Let’s see… His inner circle is… his wife, a former TV journalism? My God. What a madman.
That… that is the damning information they have on DeSantis?
Yes, in an era of political insiders all-too-willing to go off the record to trash their bosses, DeSantis has opted to not use them. In an era of bad journalism hit jobs, he chooses to consult his wife, a former TV journalist.
Rather than use political operatives who have been in the system for decades, he wants fresh ideas. How horrifying, indeed.
It’s pretty likely that, given these accusations are coming from Florida insiders, Lincoln Project co-founder Rick Wilson is involved in this toothless smear campaign against DeSantis. Wilson, who has no future in the GOP, is tearing down any successful Republican in retribution. The Lincoln Project was a cash cow for him and other consultants who weren’t allowed a seat at the table during the rise of Trump, and the group was their attempt at retribution, which failed spectacularly.
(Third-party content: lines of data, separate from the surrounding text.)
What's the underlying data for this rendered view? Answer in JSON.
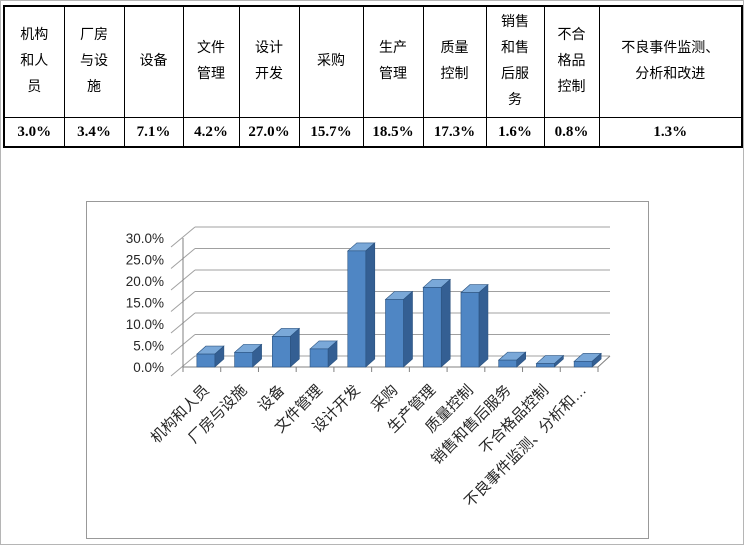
{
  "table": {
    "columns": [
      {
        "header": "机构\n和人\n员",
        "value": "3.0%"
      },
      {
        "header": "厂房\n与设\n施",
        "value": "3.4%"
      },
      {
        "header": "设备",
        "value": "7.1%"
      },
      {
        "header": "文件\n管理",
        "value": "4.2%"
      },
      {
        "header": "设计\n开发",
        "value": "27.0%"
      },
      {
        "header": "采购",
        "value": "15.7%"
      },
      {
        "header": "生产\n管理",
        "value": "18.5%"
      },
      {
        "header": "质量\n控制",
        "value": "17.3%"
      },
      {
        "header": "销售\n和售\n后服\n务",
        "value": "1.6%"
      },
      {
        "header": "不合\n格品\n控制",
        "value": "0.8%"
      },
      {
        "header": "不良事件监测、\n分析和改进",
        "value": "1.3%"
      }
    ]
  },
  "chart_data": {
    "type": "bar",
    "variant": "3d-column",
    "title": "",
    "xlabel": "",
    "ylabel": "",
    "categories": [
      "机构和人员",
      "厂房与设施",
      "设备",
      "文件管理",
      "设计开发",
      "采购",
      "生产管理",
      "质量控制",
      "销售和售后服务",
      "不合格品控制",
      "不良事件监测、分析和…"
    ],
    "values": [
      3.0,
      3.4,
      7.1,
      4.2,
      27.0,
      15.7,
      18.5,
      17.3,
      1.6,
      0.8,
      1.3
    ],
    "ylim": [
      0,
      30
    ],
    "ytick_step": 5,
    "ytick_labels": [
      "0.0%",
      "5.0%",
      "10.0%",
      "15.0%",
      "20.0%",
      "25.0%",
      "30.0%"
    ],
    "grid": true,
    "legend": false,
    "colors": {
      "bar_front": "#4f86c4",
      "bar_top": "#7aa8d8",
      "bar_side": "#345f93",
      "bar_stroke": "#2b5380",
      "gridline": "#a0a0a0",
      "axis": "#808080",
      "label_text": "#262626"
    }
  }
}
They had no impact in the 2020 election but made a ton of money from it.
That these journalists would continue to go to these guys, and willingly take tips from them, despite their absolute lack of access or influence, is a sign this is all about agenda and not actual news. There’s no real inherent news value to this information. It should, at most, be a sentence or two and moved on from because it doesn’t mean anything right now. It’s not an active election cycle for DeSantis - either for governor or for president - and he doesn’t need to be building a team right now anyway.
But, if you’re working on agenda-based reporting and sourcing, then multiple paragraphs make sense because you’re trying to build a body of evidence against DeSantis rather than add any real journalistic value to your reporting.
They will make him a very viable contender in 2024. And they’ll be pissed about it. But that’s on them.